In winter months, masala chai is made in my house at least once a day. This spicy-sweet Indian tea is usually the warm treat needed to get through Korea’s bitter cold days. My favorite beverage was my muse for this recipe.
Desiring to make a tasty vegan muffin, I experimented with different ingredients before I was satisfied with the outcome. I used coconut oil in place of egg for its healthful properties, and used whole wheat bran for extra fiber. Using coconut milk resulted in a dense, creamy muffin. With this recipe, now you can make chai and eat it, too!
Ingredients (makes 8-10 muffins)
1 cup bran
1 and 1/2 cup whole wheat flour
1/2 teaspoon baking powder
1 and 1/4 cup coconut or almond milk
3 tablespoons honey + a bit more for garnish
2 tablespoons coconut oil
2 tablespoons shredded coconut, unsweetened
1 teaspoon black, loose-leaf tea or the tea from one teabag
Seeds from 4-5 cardamom pods, ground
2 teaspoons cinnamon
1 teaspoon vanilla
In a large bowl, combine the bran, flour, baking powder, cinnamon, cardamom, and 1 tablespoon of the coconut flakes until mixed well.
If, like mine, your honey and coconut oil are solidified due to cold weather, gently warm them in the oven until they are liquefied. Meanwhile, heat the milk (coconut or almond) in a saucepan over low heat on the stove top until just warm. Add the loose leaf tea and vanilla to the saucepan and turn off the heat.

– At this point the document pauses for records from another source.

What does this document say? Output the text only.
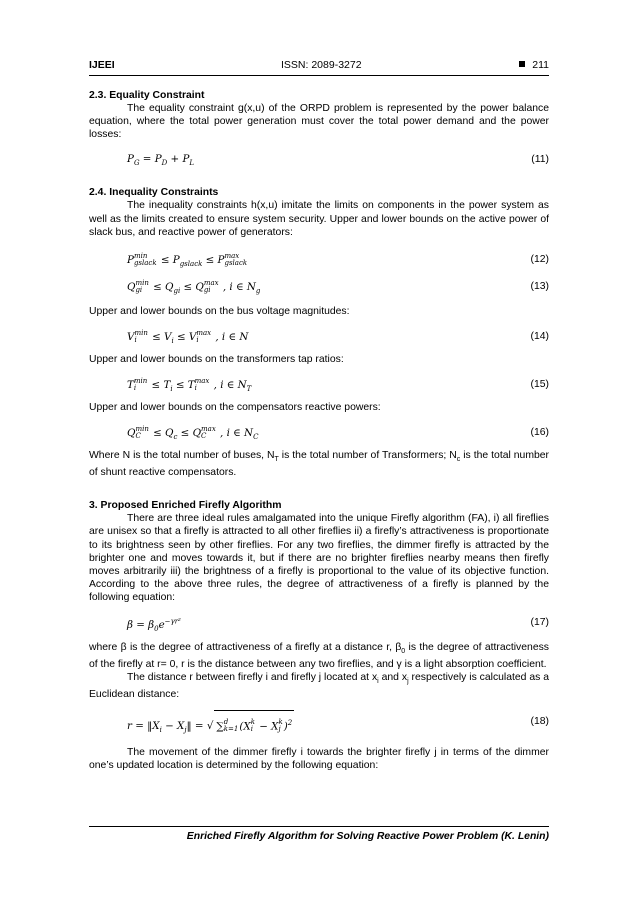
IJEEI	ISSN: 2089-3272	211

2.3. Equality Constraint

The equality constraint g(x,u) of the ORPD problem is represented by the power balance equation, where the total power generation must cover the total power demand and the power losses:

$P_G = P_D + P_L$	(11)

2.4. Inequality Constraints

The inequality constraints h(x,u) imitate the limits on components in the power system as well as the limits created to ensure system security. Upper and lower bounds on the active power of slack bus, and reactive power of generators:

P min
gslack ≤ $P_{gslack} \le P$ max
gslack	(12)
Q min
gi ≤ $Q_{gi} \le Q$ max
gi , i ∈ $N_g$	(13)

Upper and lower bounds on the bus voltage magnitudes:

V min
i	≤ $V_i \le V$ max
i	, i ∈ N	(14)

Upper and lower bounds on the transformers tap ratios:

T min
i	≤ $T_i \le T$ max
i	, i ∈ $N_T$	(15)

Upper and lower bounds on the compensators reactive powers:

Q min
$C \le Q_c \le Q$ max
C	, i ∈ $N_C$	(16)

Where N is the total number of buses, $N_T$ is the total number of Transformers; $N_c$ is the total number of shunt reactive compensators.

3. Proposed Enriched Firefly Algorithm

There are three ideal rules amalgamated into the unique Firefly algorithm (FA), i) all fireflies are unisex so that a firefly is attracted to all other fireflies ii) a firefly’s attractiveness is proportionate to its brightness seen by other fireflies. For any two fireflies, the dimmer firefly is attracted by the brighter one and moves towards it, but if there are no brighter fireflies nearby means then firefly moves arbitrarily iii) the brightness of a firefly is proportional to the value of its objective function. According to the above three rules, the degree of attractiveness of a firefly is planned by the following equation:

$\beta = \beta_0e^{-\gamma r^2}$	(17)

where β is the degree of attractiveness of a firefly at a distance r, $\beta_0$ is the degree of attractiveness of the firefly at r= 0, r is the distance between any two fireflies, and γ is a light absorption coefficient.

The distance r between firefly i and firefly j located at $x_i$ and $x_j$ respectively is calculated as a Euclidean distance:

$r = ‖X_i$ − $X_j‖$ = √ ∑ d
k=1 (X k
i − X k
j )$^2$	(18)

The movement of the dimmer firefly i towards the brighter firefly j in terms of the dimmer one’s updated location is determined by the following equation:

Enriched Firefly Algorithm for Solving Reactive Power Problem (K. Lenin)
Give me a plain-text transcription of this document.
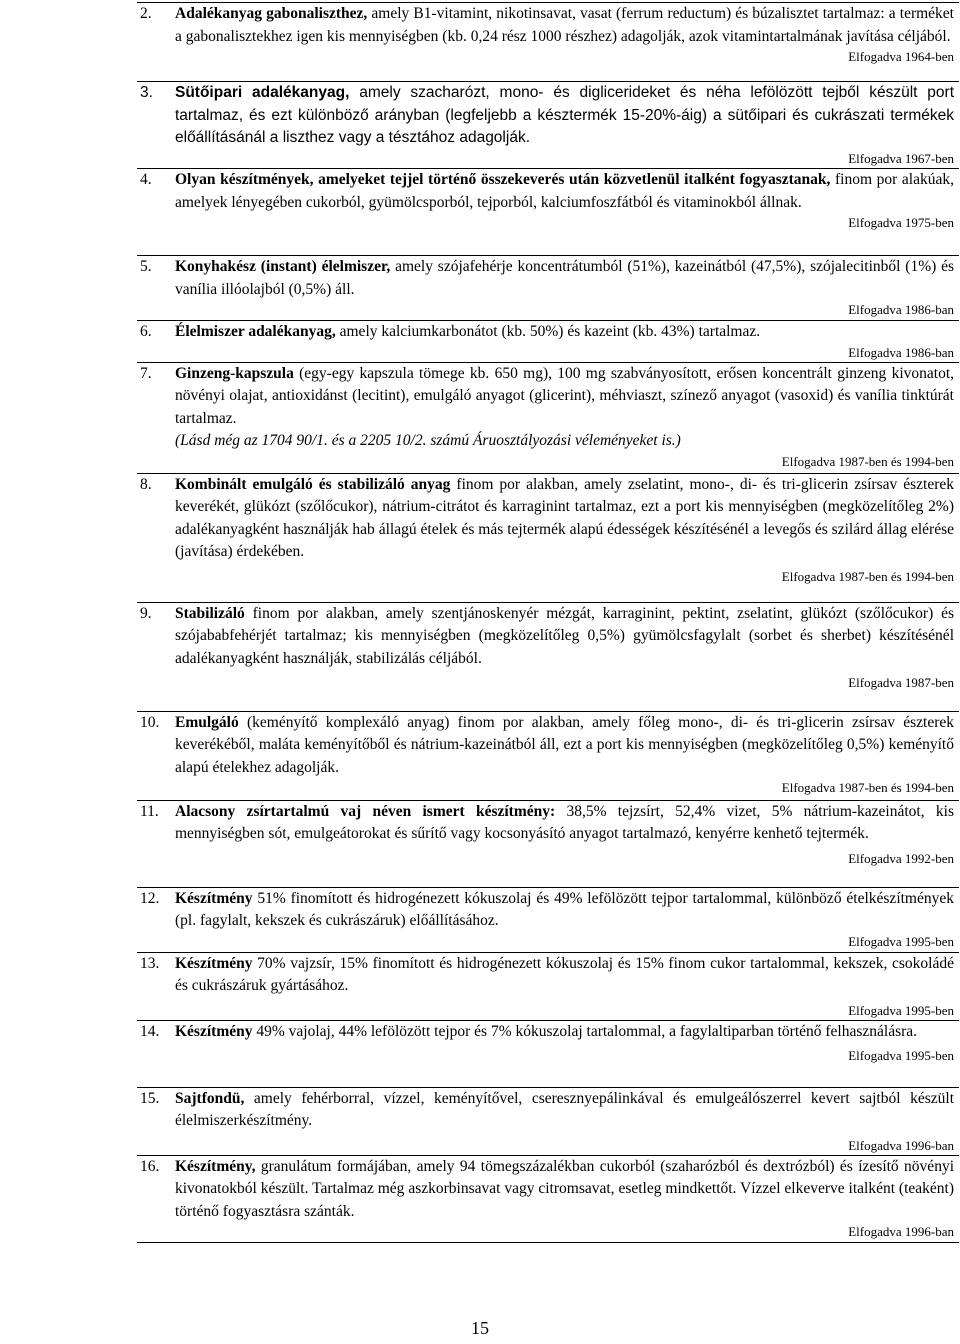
2.	Adalékanyag gabonaliszthez, amely B1-vitamint, nikotinsavat, vasat (ferrum reductum) és búzalisztet tartalmaz: a terméket a gabonalisztekhez igen kis mennyiségben (kb. 0,24 rész 1000 részhez) adagolják, azok vitamintartalmának javítása céljából.
Elfogadva 1964-ben
3.	Sütőipari adalékanyag, amely szacharózt, mono- és diglicerideket és néha lefölözött tejből készült port tartalmaz, és ezt különböző arányban (legfeljebb a késztermék 15-20%-áig) a sütőipari és cukrászati termékek előállításánál a liszthez vagy a tésztához adagolják.
Elfogadva 1967-ben
4.	Olyan készítmények, amelyeket tejjel történő összekeverés után közvetlenül italként fogyasztanak, finom por alakúak, amelyek lényegében cukorból, gyümölcsporból, tejporból, kalciumfoszfátból és vitaminokból állnak.
Elfogadva 1975-ben
5.	Konyhakész (instant) élelmiszer, amely szójafehérje koncentrátumból (51%), kazeinátból (47,5%), szójalecitinből (1%) és vanília illóolajból (0,5%) áll.
Elfogadva 1986-ban
6.	Élelmiszer adalékanyag, amely kalciumkarbonátot (kb. 50%) és kazeint (kb. 43%) tartalmaz.
Elfogadva 1986-ban
7.	Ginzeng-kapszula (egy-egy kapszula tömege kb. 650 mg), 100 mg szabványosított, erősen koncentrált ginzeng kivonatot, növényi olajat, antioxidánst (lecitint), emulgáló anyagot (glicerint), méhviaszt, színező anyagot (vasoxid) és vanília tinktúrát tartalmaz.
(Lásd még az 1704 90/1. és a 2205 10/2. számú Áruosztályozási véleményeket is.)
Elfogadva 1987-ben és 1994-ben
8.	Kombinált emulgáló és stabilizáló anyag finom por alakban, amely zselatint, mono-, di- és tri-glicerin zsírsav észterek keverékét, glükózt (szőlőcukor), nátrium-citrátot és karraginint tartalmaz, ezt a port kis mennyiségben (megközelítőleg 2%) adalékanyagként használják hab állagú ételek és más tejtermék alapú édességek készítésénél a levegős és szilárd állag elérése (javítása) érdekében.
Elfogadva 1987-ben és 1994-ben
9.	Stabilizáló finom por alakban, amely szentjánoskenyér mézgát, karraginint, pektint, zselatint, glükózt (szőlőcukor) és szójababfehérjét tartalmaz; kis mennyiségben (megközelítőleg 0,5%) gyümölcsfagylalt (sorbet és sherbet) készítésénél adalékanyagként használják, stabilizálás céljából.
Elfogadva 1987-ben
10.	Emulgáló (keményítő komplexáló anyag) finom por alakban, amely főleg mono-, di- és tri-glicerin zsírsav észterek keverékéből, maláta keményítőből és nátrium-kazeinátból áll, ezt a port kis mennyiségben (megközelítőleg 0,5%) keményítő alapú ételekhez adagolják.
Elfogadva 1987-ben és 1994-ben
11.	Alacsony zsírtartalmú vaj néven ismert készítmény: 38,5% tejzsírt, 52,4% vizet, 5% nátrium-kazeinátot, kis mennyiségben sót, emulgeátorokat és sűrítő vagy kocsonyásító anyagot tartalmazó, kenyérre kenhető tejtermék.
Elfogadva 1992-ben
12.	Készítmény 51% finomított és hidrogénezett kókuszolaj és 49% lefölözött tejpor tartalommal, különböző ételkészítmények (pl. fagylalt, kekszek és cukrászáruk) előállításához.
Elfogadva 1995-ben
13.	Készítmény 70% vajzsír, 15% finomított és hidrogénezett kókuszolaj és 15% finom cukor tartalommal, kekszek, csokoládé és cukrászáruk gyártásához.
Elfogadva 1995-ben
14.	Készítmény 49% vajolaj, 44% lefölözött tejpor és 7% kókuszolaj tartalommal, a fagylaltiparban történő felhasználásra.
Elfogadva 1995-ben
15.	Sajtfondü, amely fehérborral, vízzel, keményítővel, cseresznyepálinkával és emulgeálószerrel kevert sajtból készült élelmiszerkészítmény.
Elfogadva 1996-ban
16.	Készítmény, granulátum formájában, amely 94 tömegszázalékban cukorból (szaharózból és dextrózból) és ízesítő növényi kivonatokból készült. Tartalmaz még aszkorbinsavat vagy citromsavat, esetleg mindkettőt. Vízzel elkeverve italként (teaként) történő fogyasztásra szánták.
Elfogadva 1996-ban
15
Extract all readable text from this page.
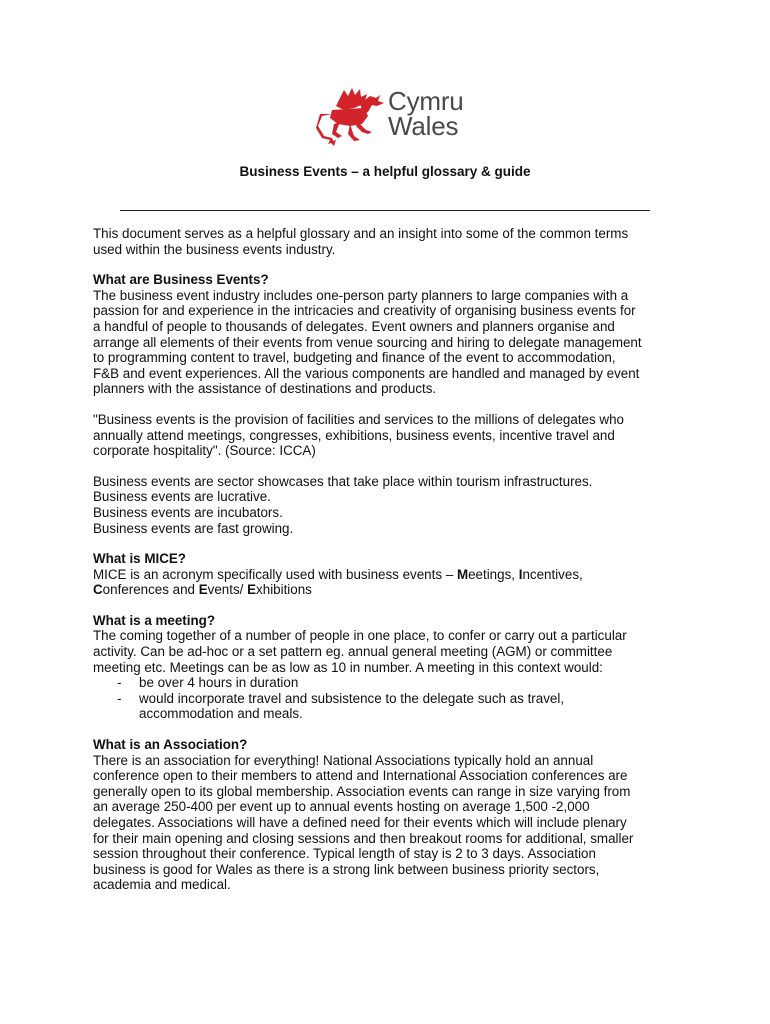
Cymru
Wales
Business Events – a helpful glossary & guide

This document serves as a helpful glossary and an insight into some of the common terms
used within the business events industry.

What are Business Events?

The business event industry includes one-person party planners to large companies with a
passion for and experience in the intricacies and creativity of organising business events for
a handful of people to thousands of delegates. Event owners and planners organise and
arrange all elements of their events from venue sourcing and hiring to delegate management
to programming content to travel, budgeting and finance of the event to accommodation,
F&B and event experiences. All the various components are handled and managed by event
planners with the assistance of destinations and products.

"Business events is the provision of facilities and services to the millions of delegates who
annually attend meetings, congresses, exhibitions, business events, incentive travel and
corporate hospitality". (Source: ICCA)

Business events are sector showcases that take place within tourism infrastructures.
Business events are lucrative.
Business events are incubators.
Business events are fast growing.

What is MICE?

MICE is an acronym specifically used with business events – Meetings, Incentives,
Conferences and Events/ Exhibitions

What is a meeting?

The coming together of a number of people in one place, to confer or carry out a particular
activity. Can be ad-hoc or a set pattern eg. annual general meeting (AGM) or committee
meeting etc. Meetings can be as low as 10 in number. A meeting in this context would:

- be over 4 hours in duration
- would incorporate travel and subsistence to the delegate such as travel,
accommodation and meals.
What is an Association?

There is an association for everything! National Associations typically hold an annual
conference open to their members to attend and International Association conferences are
generally open to its global membership. Association events can range in size varying from
an average 250-400 per event up to annual events hosting on average 1,500 -2,000
delegates. Associations will have a defined need for their events which will include plenary
for their main opening and closing sessions and then breakout rooms for additional, smaller
session throughout their conference. Typical length of stay is 2 to 3 days. Association
business is good for Wales as there is a strong link between business priority sectors,
academia and medical.
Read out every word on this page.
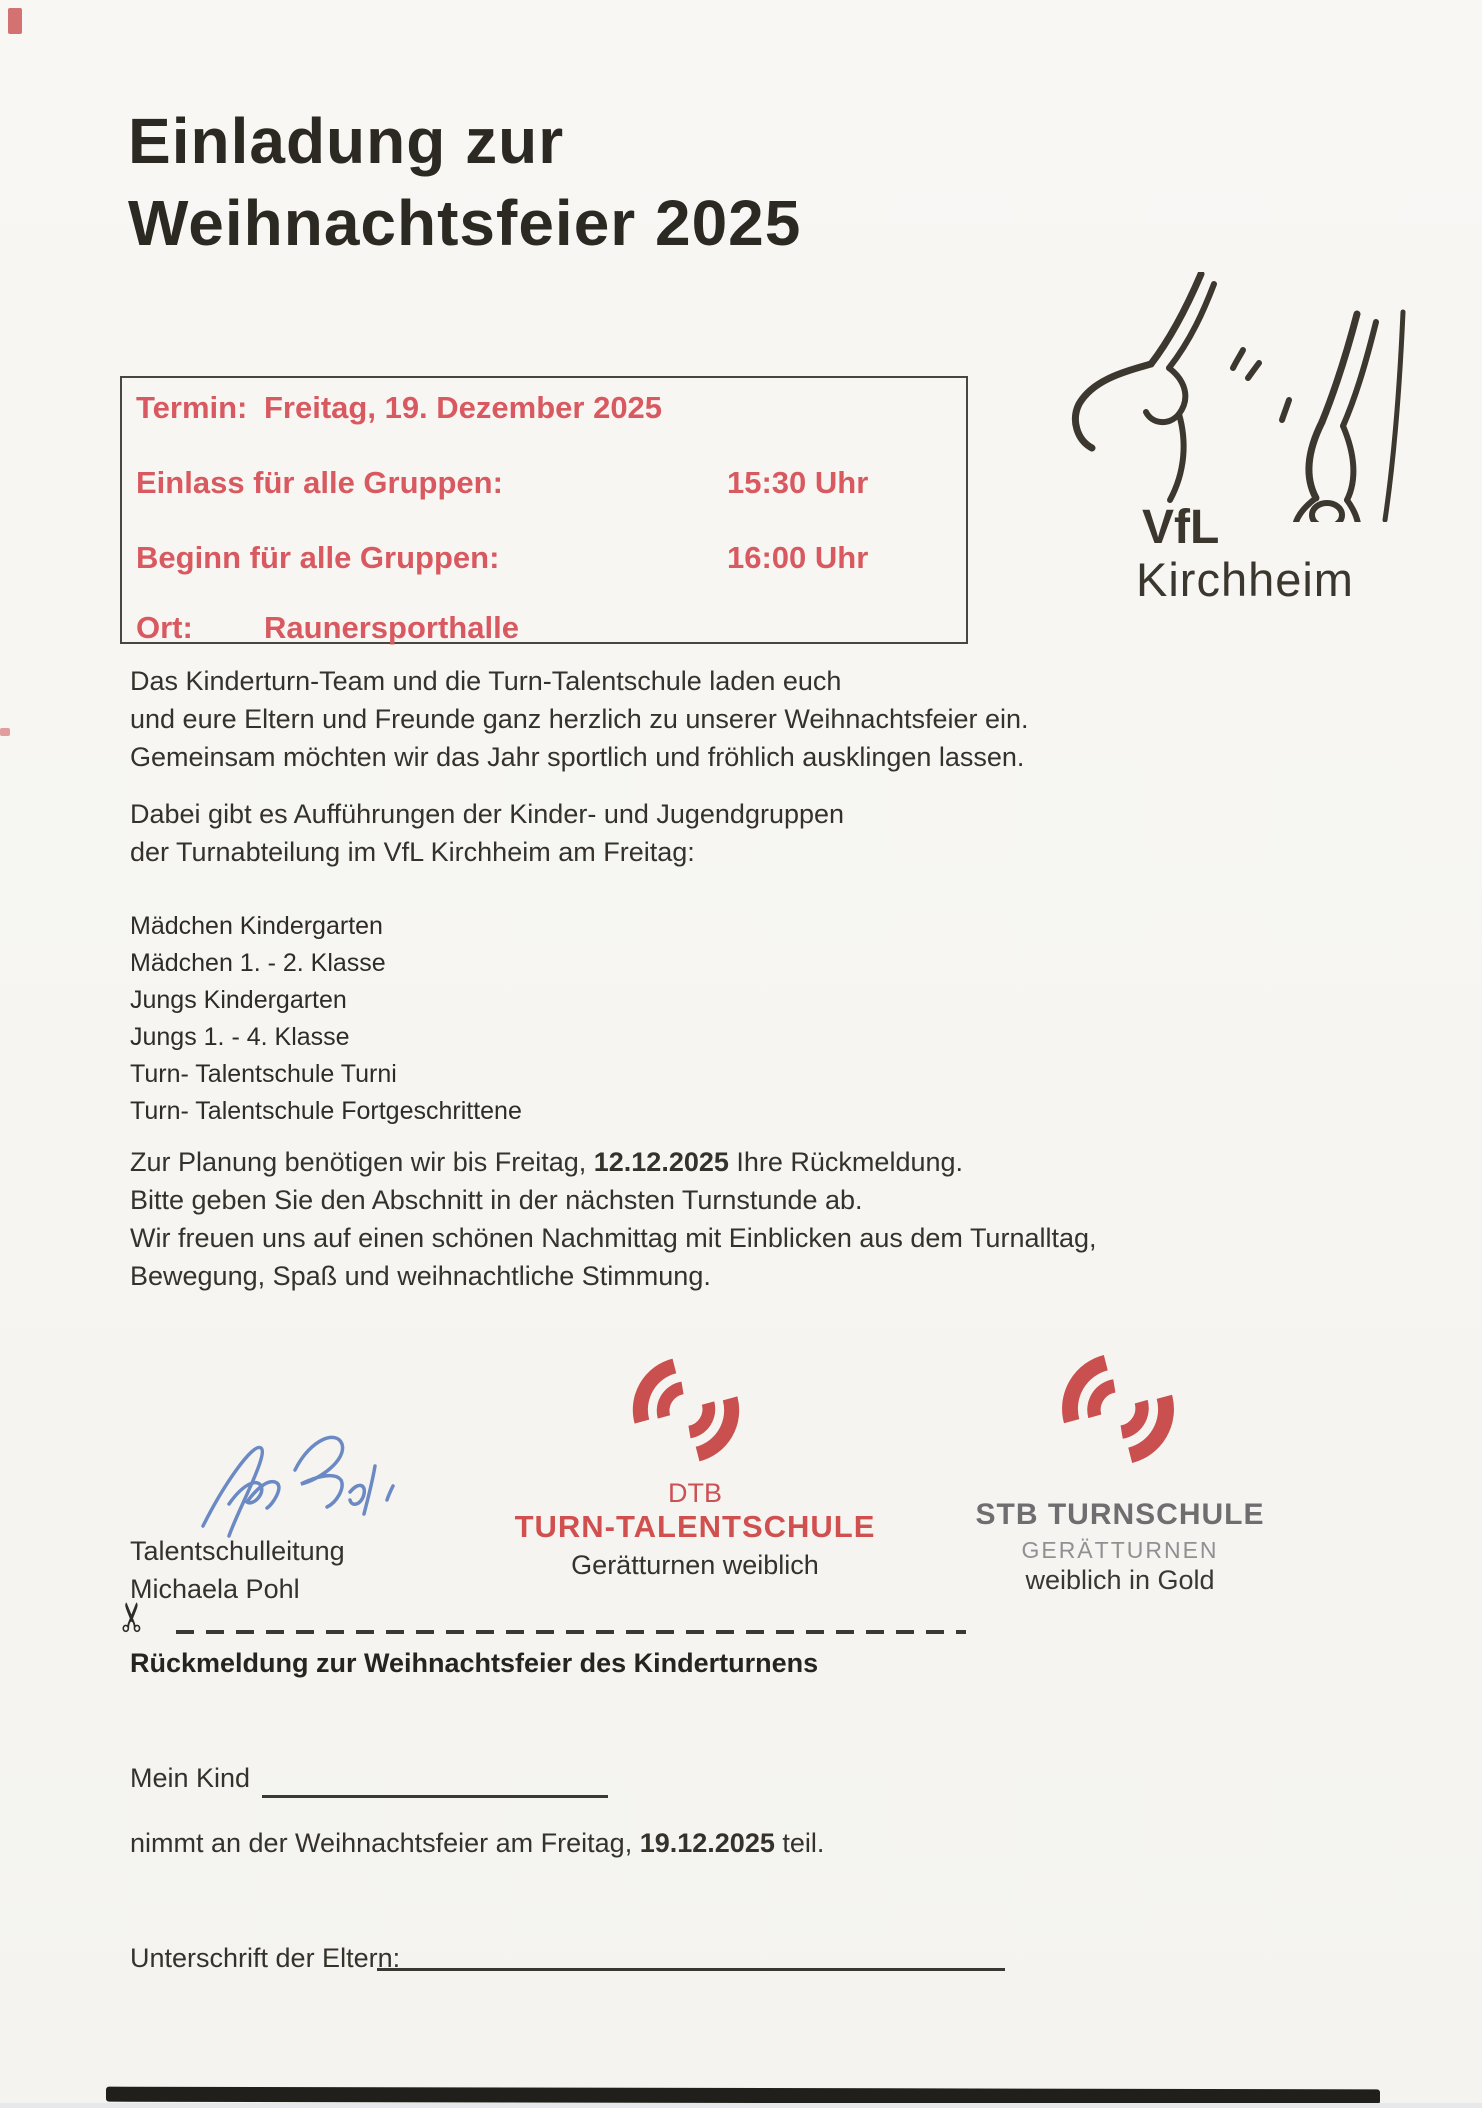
Einladung zur
Weihnachtsfeier 2025
VfL
Kirchheim
Termin: Freitag, 19. Dezember 2025
Einlass für alle Gruppen:	15:30 Uhr
Beginn für alle Gruppen:	16:00 Uhr
Ort: Raunersporthalle
Das Kinderturn-Team und die Turn-Talentschule laden euch
und eure Eltern und Freunde ganz herzlich zu unserer Weihnachtsfeier ein.
Gemeinsam möchten wir das Jahr sportlich und fröhlich ausklingen lassen.
Dabei gibt es Aufführungen der Kinder- und Jugendgruppen
der Turnabteilung im VfL Kirchheim am Freitag:
Mädchen Kindergarten
Mädchen 1. - 2. Klasse
Jungs Kindergarten
Jungs 1. - 4. Klasse
Turn- Talentschule Turni
Turn- Talentschule Fortgeschrittene
Zur Planung benötigen wir bis Freitag, 12.12.2025 Ihre Rückmeldung.
Bitte geben Sie den Abschnitt in der nächsten Turnstunde ab.
Wir freuen uns auf einen schönen Nachmittag mit Einblicken aus dem Turnalltag,
Bewegung, Spaß und weihnachtliche Stimmung.
Talentschulleitung
Michaela Pohl
DTB
TURN-TALENTSCHULE
Gerätturnen weiblich
STB TURNSCHULE
GERÄTTURNEN
weiblich in Gold
✂
Rückmeldung zur Weihnachtsfeier des Kinderturnens
Mein Kind
nimmt an der Weihnachtsfeier am Freitag, 19.12.2025 teil.
Unterschrift der Eltern:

Once your honey and oil are liquefied, add them to the dry ingredients and mix well. Immediately add the warmed contents of the saucepan and mix well.
Grease a muffin tin with coconut oil and add the batter to each cup (my batter made nine muffins) 3/4 of the way up.
Bake your muffins for 15-18 minutes at 350 degrees F. Be sure to check on them frequently. They can be considered done when a toothpick stuck in the middle of one comes out clean. When done, remove the muffins and set them on a counter to cool.
While the muffins are cooling, toast the other tablespoon of shredded coconut on the stove top using a clean, dry, frying pan. Use low heat, and stir or shake the pan continuously to avoid burning the coconut. When most of the flakes are a golden brown, turn off the heat and set the coconut aside.
Carefully remove the muffins from the baking tin. Spread the top of each muffin with a dab of honey and sprinkle on the toasted coconut.